Today is the first day since I turned eighteen that I did not vote.
This is not a fact that I am proud of. This is even more poignant since NYC is having a mayoral election.
In fact I didn't even know it was Election Day until last night. This is highly unusual for me because after my birthday it was my favorite holiday. But that all changed last year.
I am having trouble wrapping my brain around the fact that it has been a whole year since the world went dark. After last year’s Election Day I felt broken. It was more than just being upset and more than being a sore loser because my candidate didn't win. It was a visceral reaction to all of the horrors of our world that I knew would be coming. It was a fear and panic I hadn't felt since 9/11.
In the past year a lot of those fears have been realized. Each new day seems to bring more bad news. North Korea troubles and the now daily domestic shootings are our new normal. People seem so be so surprised by the violence and the lack of a reaction from our government. But dear readers those are the ones you voted for. They are the ones with the power. And when you were fooled enough to think America was going to be great again, you'll be lucky enough if America is still around in another three years. It certainly will not be the America you remember or long to see.
While many seemed to have been motivated to gather, protest, and unite on social media to share their thoughts, I haven't had the strength. I still feel broken, sad, and disconnected. My blog after last years election (http://bit.ly/2Aiq5kl) remains as true today as the day I posted it.
I no longer read the New York Times on a daily basis or any major news for that matter. I skim the main headlines to avoid all of the predictions I saw coming and tried to avoid with my vote. Those stories only bring out more fear and a sickening feeling to my stomach.
My phone no longer rings “Hail to the Chief” as it no longer makes me smile anymore.
This was more than just one election. It was a change I fear is permanent in our country. If it hasn't gone viral it doesn't matter. And by the time it does too many have been hurt.
Take the case in point Harvey Weinstein or Bill Cosby. Thirty years of trauma, pain, and crimes before the public knows enough to get agitated. What do you expect when the leader of the free world is a predator himself?
The reason I decided to share these feelings, which are only the tip of the iceberg, is because today is the one-hundredth anniversary of women’s suffrage. A right I do not take lightly by any means.
The culmination of my feelings and this anniversary seemed too important not to share.
The suffragettes are women I strongly admire. It took over seventy years for them to succeed where others had failed. I would feel this anniversary were more moving had we finally elected the first woman president, but that goal remains in our future.
I have always known women are the stronger species. For we are the ones to bring new life into this world and manage to continue our daily responsibilities whether or not we have the flu, unlike men who would likely compare that to an untimely death.

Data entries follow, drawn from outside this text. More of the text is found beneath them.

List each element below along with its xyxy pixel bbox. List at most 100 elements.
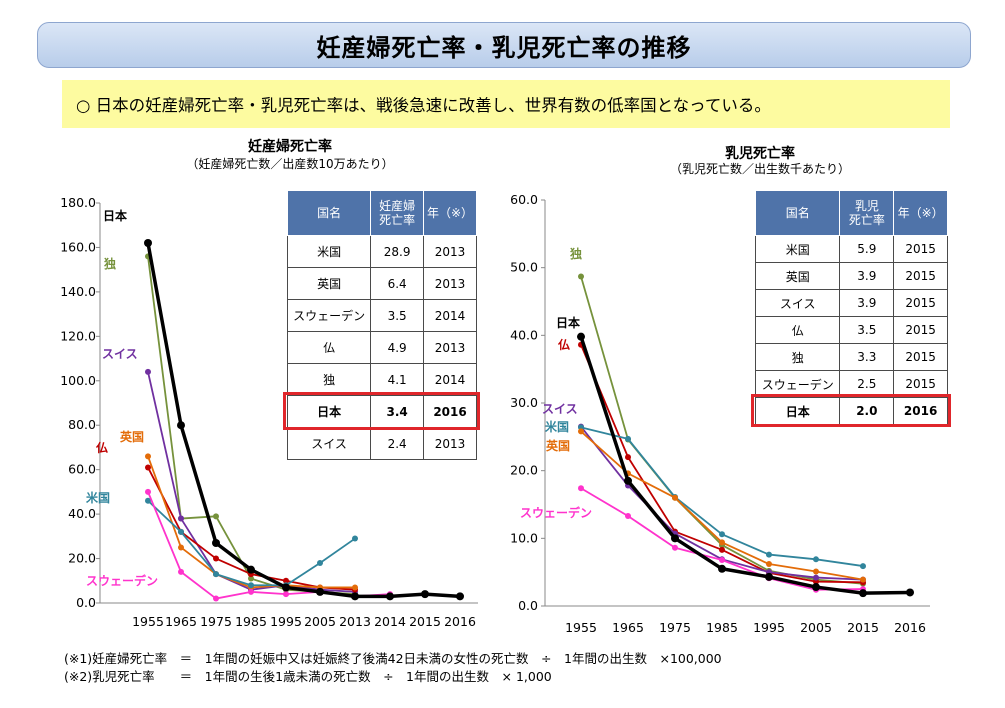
japan-point: [906, 588, 914, 597]
x-tick-label: 1965: [165, 614, 197, 629]
france-point: [283, 577, 289, 584]
japan-point: [671, 534, 679, 543]
table-cell: 日本: [286, 395, 372, 428]
japan-point: [316, 587, 324, 596]
table-cell: 2014: [423, 299, 477, 332]
sweden-point: [672, 544, 678, 551]
sweden-series-label: スウェーデン: [86, 573, 158, 588]
table-cell: 2015: [893, 289, 948, 317]
maternal-rate-table: 国名 妊産婦 死亡率 年（※） 米国 28.9 2013 英国 6.4 2013 スウェーデン 3.…: [286, 190, 477, 460]
table-row: 独 3.3 2015: [754, 343, 948, 371]
sweden-series-label: スウェーデン: [520, 505, 592, 520]
table-row: 米国 5.9 2015: [754, 235, 948, 263]
y-tick-label: 160.0: [60, 239, 96, 254]
table-row: スウェーデン 3.5 2014: [286, 299, 477, 332]
infant-japan-highlight: [751, 394, 951, 427]
table-cell: 2016: [893, 397, 948, 425]
table-row: 日本 3.4 2016: [286, 395, 477, 428]
japan-point: [456, 592, 464, 601]
usa-point: [766, 551, 772, 558]
table-cell: 3.3: [839, 343, 895, 371]
uk-point: [352, 584, 358, 591]
usa-point: [213, 571, 219, 578]
japan-point: [624, 476, 632, 485]
germany-point: [578, 273, 584, 280]
y-tick-label: 120.0: [60, 328, 96, 343]
infant-chart-subtitle: （乳児死亡数／出生数千あたり）: [669, 162, 850, 176]
uk-point: [578, 428, 584, 435]
x-tick-label: 2005: [800, 620, 832, 635]
table-cell: 独: [286, 363, 372, 396]
maternal-japan-highlight: [283, 392, 480, 430]
table-row: スイス 2.4 2013: [286, 427, 477, 460]
sweden-point: [625, 513, 631, 520]
y-tick-label: 0.0: [518, 598, 538, 613]
japan-point: [247, 565, 255, 574]
table-row: 日本 2.0 2016: [754, 397, 948, 425]
japan-point: [577, 332, 585, 341]
sweden-point: [213, 595, 219, 602]
x-tick-label: 2013: [339, 614, 371, 629]
infant-plot: 0.0 10.0 20.0 30.0 40.0 50.0 60.0 1955 1965 1975 1…: [510, 192, 930, 635]
uk-series-label: 英国: [546, 438, 570, 453]
table-row: 英国 3.9 2015: [754, 262, 948, 290]
france-point: [145, 464, 151, 471]
japan-point: [718, 564, 726, 573]
table-cell: スイス: [286, 427, 372, 460]
x-tick-label: 1995: [270, 614, 302, 629]
table-header-cell: 国名: [754, 190, 841, 236]
japan-point: [386, 592, 394, 601]
table-cell: 英国: [754, 262, 841, 290]
japan-point: [177, 421, 185, 430]
table-row: スイス 3.9 2015: [754, 289, 948, 317]
table-cell: 3.9: [839, 289, 895, 317]
footnote-2: (※2)乳児死亡率 ＝ 1年間の生後1歳未満の死亡数 ÷ 1年間の出生数 × 1…: [64, 669, 552, 684]
japan-point: [421, 590, 429, 599]
table-header-cell: 国名: [286, 190, 372, 236]
footnote-1: (※1)妊産婦死亡率 ＝ 1年間の妊娠中又は妊娠終了後満42日未満の女性の死亡数…: [64, 651, 722, 666]
table-cell: スウェーデン: [754, 370, 841, 398]
table-cell: 2013: [423, 235, 477, 268]
table-cell: スイス: [754, 289, 841, 317]
sweden-point: [145, 488, 151, 495]
table-cell: 独: [754, 343, 841, 371]
france-series-label: 仏: [96, 441, 108, 455]
table-cell: 2015: [893, 262, 948, 290]
page-title: 妊産婦死亡率・乳児死亡率の推移: [37, 22, 971, 68]
switzerland-series-label: スイス: [102, 347, 138, 361]
japan-point: [765, 572, 773, 581]
switzerland-point: [813, 574, 819, 581]
uk-series-label: 英国: [120, 429, 144, 444]
table-row: 米国 28.9 2013: [286, 235, 477, 268]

We are the ones who have fought in the political arena for rights that men (white men) where granted at birth. We are the political candidates who get scrutinized for our wardrobe, hair styles, and family life while the male counterparts can act out like small children or our animal ancestors with no consequences.
The strength that we have as women gives us the power to keep on fighting even when we sense our causes becoming temporarily lost.
I suppose it is the woman within me that knows my melancholy towards our nation’s future will pass. It is that same intuition that makes me realize I will get up and fight the good fight again, despite the long respite I needed to take.
After all I know one vote does make a difference, and I cherish that it is a right I have.